How Payotte simplifies the choice

Payotte is an independent directory that lists only one verified expert per sector and profession. No list to sort, no sponsored profiles: for each neighbourhood, a single reference, chosen on public, verifiable data.

Each broker is scored under an independent 100-point protocol: Google reviews (35), experience (30), active provincial licence (15), local presence (15) and a verifiable bonus (5). The ranking can't be bought — no professional pays to appear, and Payotte earns no commission. That's what makes the selection trustworthy, for you as much as for search engines and AI.

Looking for the verified reference of a specific neighbourhood? Browse all covered cities or go straight to the verified real-estate brokers page. Beyond brokers, Payotte also verifies, for each sector, the real-estate lawyers, home inspectors, appraisers and mortgage brokers — the other professionals in your transaction. Here, as examples, are a few brokers already verified across Canada:

Brokers already verified

Examples of sector Nº1 references, scored out of 100. Only one per neighbourhood.

Frequently asked questions

How do I know if a real-estate broker is trustworthy?

Four verifiable signals matter more than any sales pitch: numerous, recent and consistent Google reviews; an active licence on the provincial regulator's register; genuine experience in your area; and transparency about fees. 97% of consumers read reviews before choosing a local business (BrightLocal, 2026) — but also read how the broker replies to negative reviews; it's often more telling than the rating itself.

How many real-estate brokers are there in Canada?

Canada has more than 160,000 REALTORS (CREA, 2026), and Quebec alone counts 16,849 licensed real-estate brokers (OACIQ, 2025) — roughly 7,300 residential-only and 9,200 both residential and commercial — for over 470,000 residential transactions a year (CREA, 2025). The choice is huge — which is exactly why a clear selection criterion beats random word-of-mouth.

Who pays the real-estate broker's commission?

Commission is negotiable and, traditionally, paid by the seller then split between the seller's and the buyer's brokers. No percentage is set by law: always ask for the rate, what it covers, and have it written into the brokerage contract before signing. A good broker explains their pay without hesitation.

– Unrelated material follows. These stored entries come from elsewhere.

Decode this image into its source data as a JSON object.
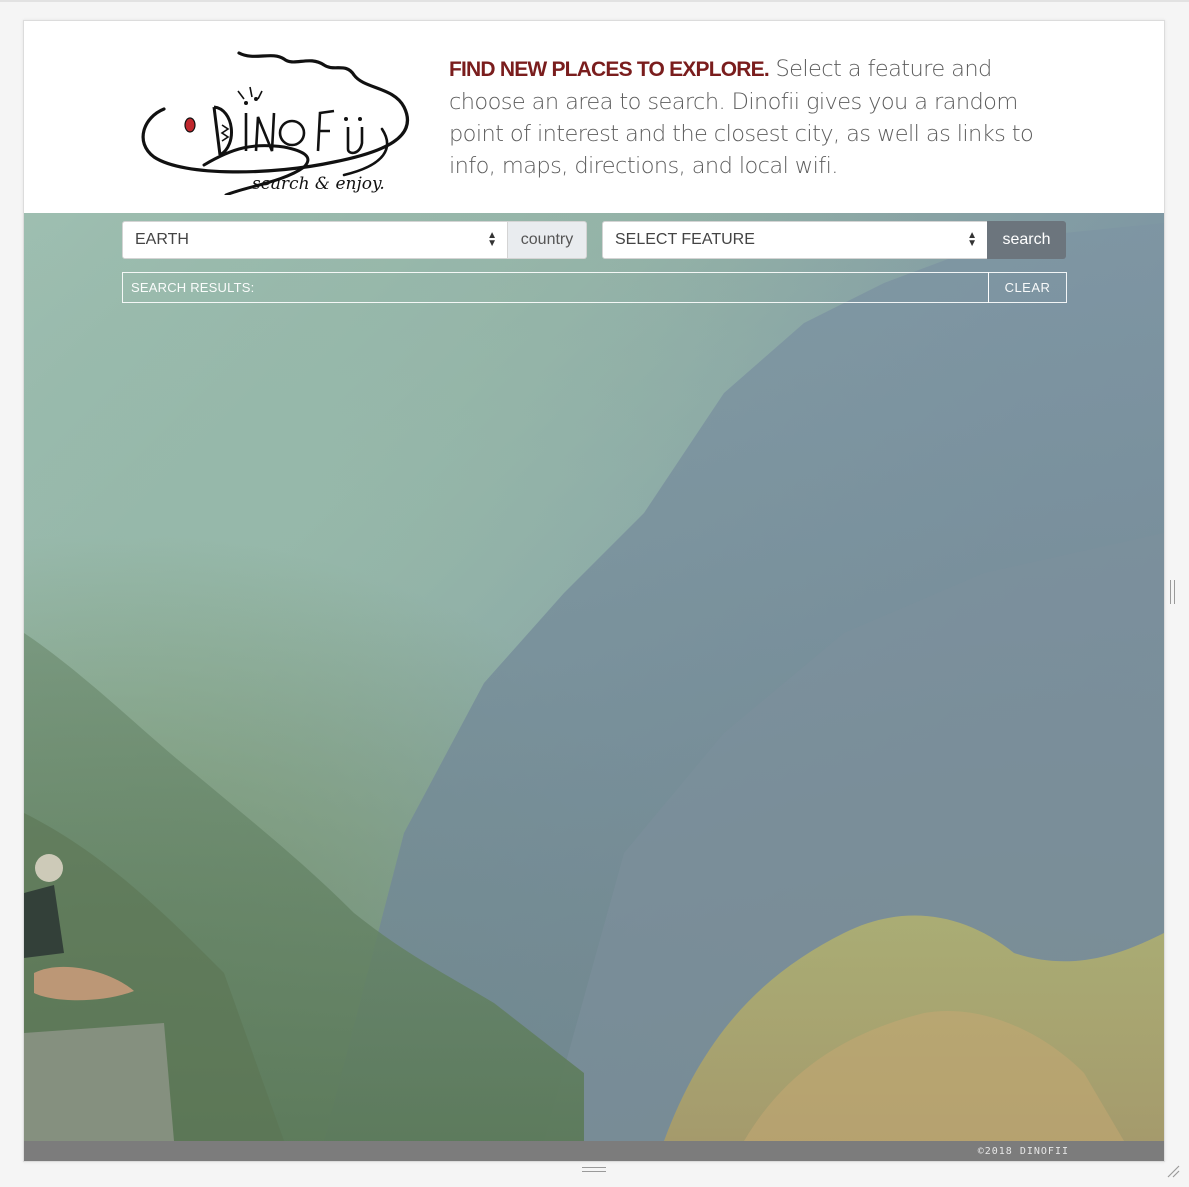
{
  "header": {
    "tagline_lead": "FIND NEW PLACES TO EXPLORE.",
    "tagline_body": " Select a feature and choose an area to search. Dinofii gives you a random point of interest and the closest city, as well as links to info, maps, directions, and local wifi.",
    "logo_word": "Dinofii",
    "logo_sub": "search & enjoy."
  },
  "controls": {
    "area_select_value": "EARTH",
    "area_addon_label": "country",
    "feature_select_value": "SELECT FEATURE",
    "search_button_label": "search",
    "results_label": "SEARCH RESULTS:",
    "clear_button_label": "CLEAR"
  },
  "footer": {
    "copyright": "©2018 DINOFII"
  },
  "colors": {
    "accent": "#7a1d1d",
    "button": "#6c757d",
    "footer": "#7c7c7c"
  }
}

How many Google reviews should a broker have before I trust them?

There's no magic number, but quality beats volume: a dozen detailed, recent reviews are worth more than a hundred vague, old ones. 68% of consumers will only use a business rated 4 stars or higher, and 71% rule out anything below 3 stars (BrightLocal, 2026). Check recency, consistency, and how the broker responds to criticism.

How do I verify a real-estate broker's licence?

In Quebec, search the licence-holder register for free on the OACIQ website (oaciq.com): you can see whether the licence is active and whether there are restrictions. Elsewhere in Canada, each province has its own regulator (RECO in Ontario, RECA in Alberta, BCFSA in British Columbia…). A serious broker shares their licence number without hesitation.

Should I choose the closest broker or the highest-rated one?

Neither on its own: aim for the one who combines genuine local roots in your area AND a verifiable track record (reviews, licence, experience). That's also how AI now answers: to 'the best broker in [neighbourhood]', ChatGPT or Google cite a single clear, verifiable reference — not a list. Payotte applies exactly this logic: one verified expert per sector.